ASSE - Maubleu sans pression en attendant le retour de Larsonneur
Première réussie en Ligue 2 avec les Verts pour Brice Maubleu dans les cages de l’ASSE. Présent en conférence de presse avant la rencontre du week-end contre Annecy, le gardien de 36 ans est revenu spécifiquement les bouleversements dans son quotidien de doublure depuis la blessure de Larsonneur.
Brice Maubleu : "Ce week-end, tout s’est bien passé car je n’ai pas pris de but mais j’aurais préféré remporter le match. On était sur une série de cinq victoires consécutives, c’est toujours difficile de basculer sur une sixième, cela ne se fait quasiment jamais dans le football.

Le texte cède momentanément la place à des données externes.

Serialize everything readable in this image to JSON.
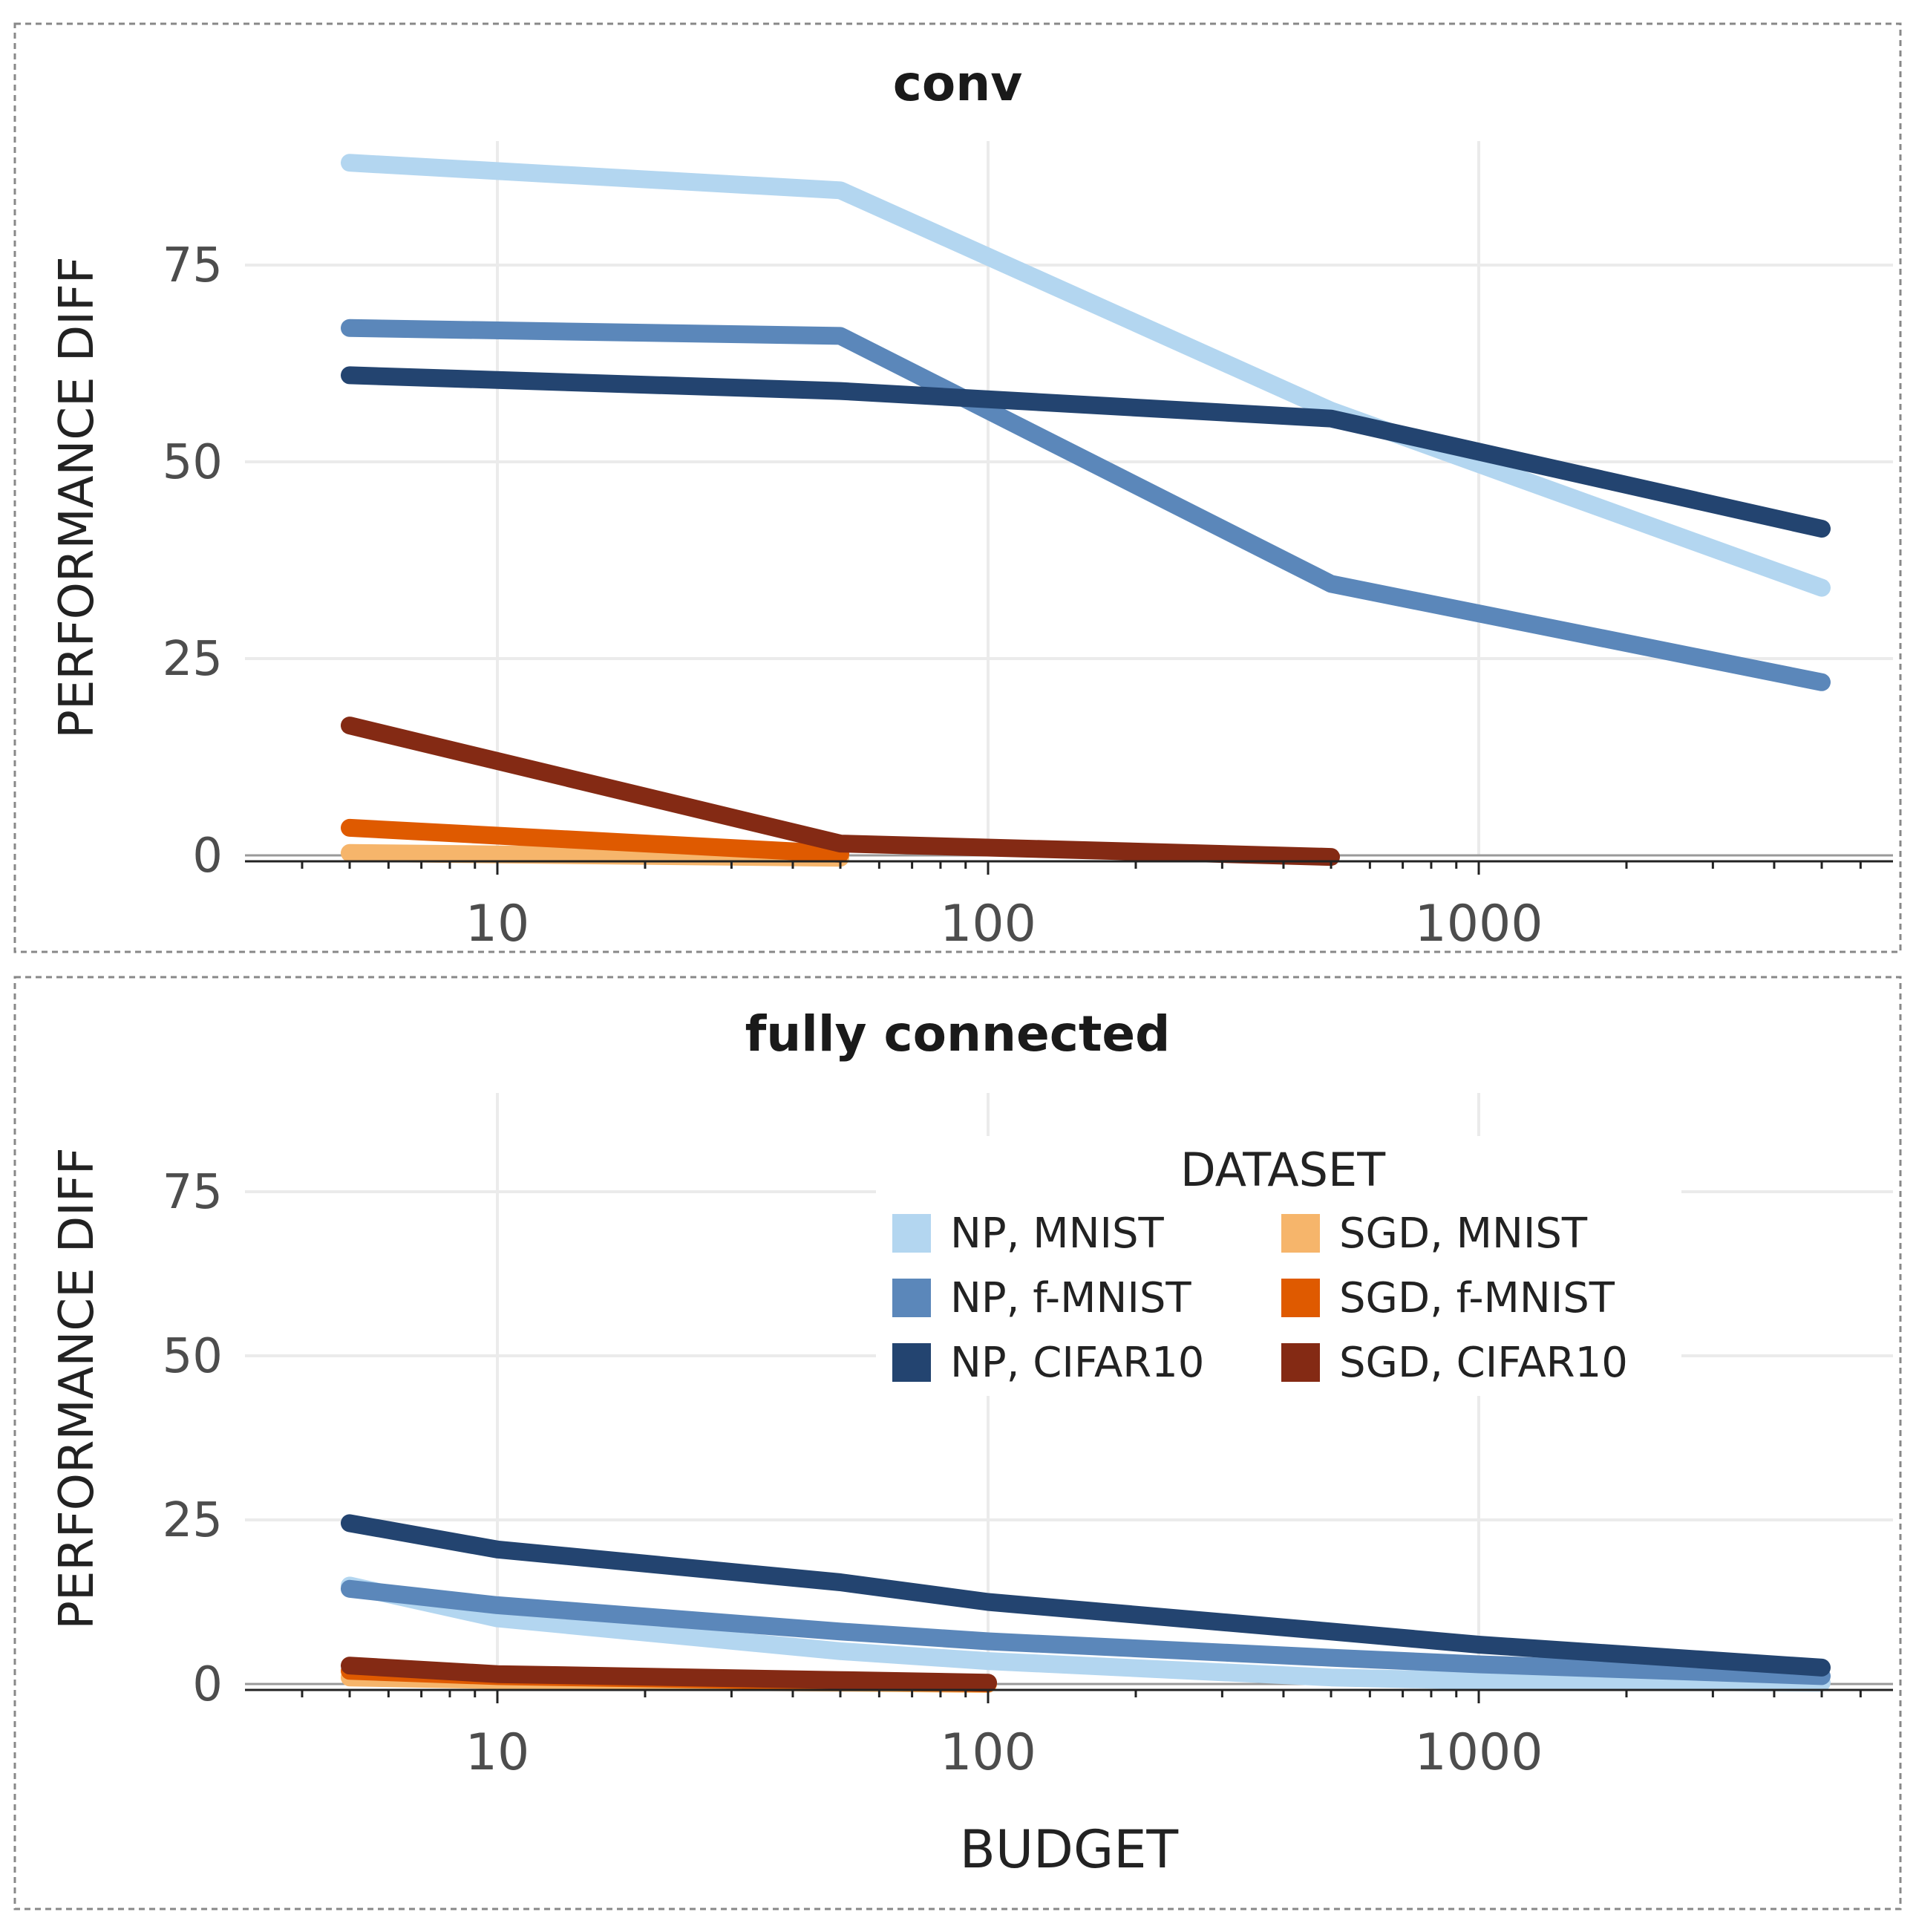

On a pris un point, on s’est offert la chance de le bonifier à domicile avec la réception d’Annecy.
Mon dernier match en championnat remontait à août 2024 avec Grenoble contre Laval. Depuis je m’entraine tous les jours, j’ai disputé des rencontres avec la réserve, je me prépare si Gautier a un pépin, j’essaye de faire les choses bien, j’étais conditionné à cette éventualité. D’autant plus que pour lui il ne s’agissait pas d’une blessure de dernière minute, c’est arrivé face au Red Star, j’ai donc pu me préparer toute la semaine en sachant que j’allais démarrer le samedi.
Le plus dur quand tu ne joues pas, c’est le manque de compétition. Faire des entrainements c’est sympa mais ce n’est jamais la réalité. Tu n’as pas la profondeur, tu n’as pas les espaces, tu n’as pas l’intensité des matchs. C’est pour cela que c’est important de garder le goût de la compétition en évoluant ponctuellement avec les jeunes. Jouer en Coupe de France contre des clubs amateurs ce n’est pas non plus pareil que d’évoluer en N3 ou en Ligue 2. Toute la semaine avec Jeff Bédénik nous avons travaillé de la même façon. Il a souhaité me faire couper parfois sur le travail de finition des attaquants mais j’ai voulu rester dans ma routine. Je n’ai pas de pression, quand Gautier reviendra, je repartirai sur le banc. Je fais mon maximum et j’essaye d’apporter à cette équipe.
Je ne vais pas vous mentir que jouer à Grenoble, au Stade des Alpes, un endroit que je connais par coeur, ça a aidé pour trouver rapidement des repères. J’ai 360 matchs avec le GF38, donc c’était finalement assez simple. Il y avait cependant un peu de pression, je voulais montrer à tout le monde ce dont j’étais encore capable. Faire un clean-sheet quand tu es gardien, c’est plaisant, c’était mon 160ème en carrière. Quand tu démarres, l’approche du match est différente que lorsque tu es numéro deux, mais le fait d’avoir joué à Grenoble, j’ai surtout eu l’impression de revenir dans le passé. Nous avons un préparateur mental, mais j’ai 36 ans, j’ai connu pas mal cela dans ma carrière, donc j’avais déjà les outils à ma disposition pour aborder ce match sereinement."